“The Aesthetic in Experience,” by John Dewey. A Short Response
“The Aesthetic in Experience,” by John Dewey. A Short Response
“Direct experience comes from nature and man interacting with each other”
Aesthetic experience occurs within the flux of life; in the breaking apart and reencountering of life; in the moment of passage from disturbance into harmony. I really enjoyed the idea of the lack of stasis that this essay offers. Life is not a static mode of existence that we can randomly sample and expect similar results from; it is rather a mobile and exciting journey and sets of interactions which are in themselves beautiful in their complexity. I’ve always entertained the idea of the universe being a sort of immensely complex algebraic formula which is constantly being unbalanced from all sides and is constantly trying to find stasis but never reaching it due to the movement resulting from the Big Bang. In this way of understanding existence, movement means life and the lack thereof means death. We can never stop, even when we try to, our cells are dividing, our blood pumping, our neurons firing, and our bacteria interacting with us and us with our surroundings.
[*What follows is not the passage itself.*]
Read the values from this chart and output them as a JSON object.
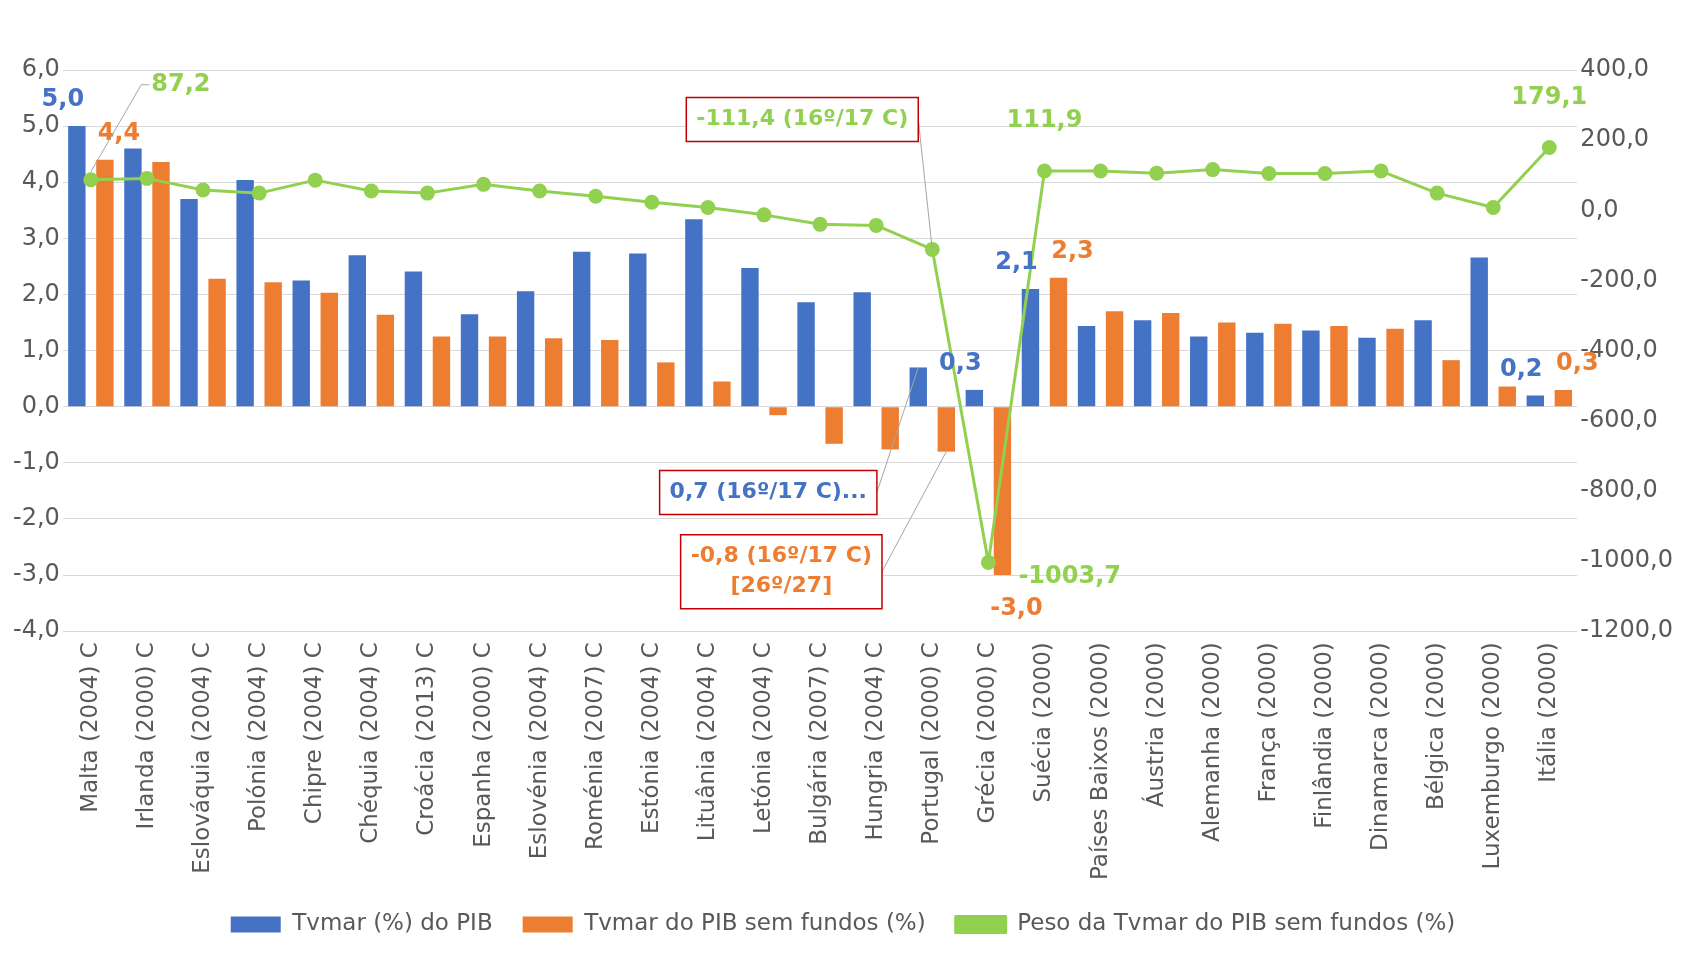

This I find to be the ultimate aesthetic experience, within the reality I’ve lived in and the understanding I’ve gathered thus far.
I like the idea of a fulfilled experience being consummation instead of cessation. It becomes a whole experience which has its own standing within our reality. This concept holds a nice circularity about it and it hinges on the closing of cycles for it to be considered a whole, beautiful, aesthetic experience within experience itself. “The word ‘aesthetic’ refers to experience as appreciative, perceiving, and enjoying. It denotes the consumer’s rather than the producer’s standpoint. It is Gusto, taste...” When a true aesthetic experience is reached, it is the whole being that operates simultaneously as consumer and producer in order to fully express the full range of the experience, “...expression is emotional and guided by purpose”.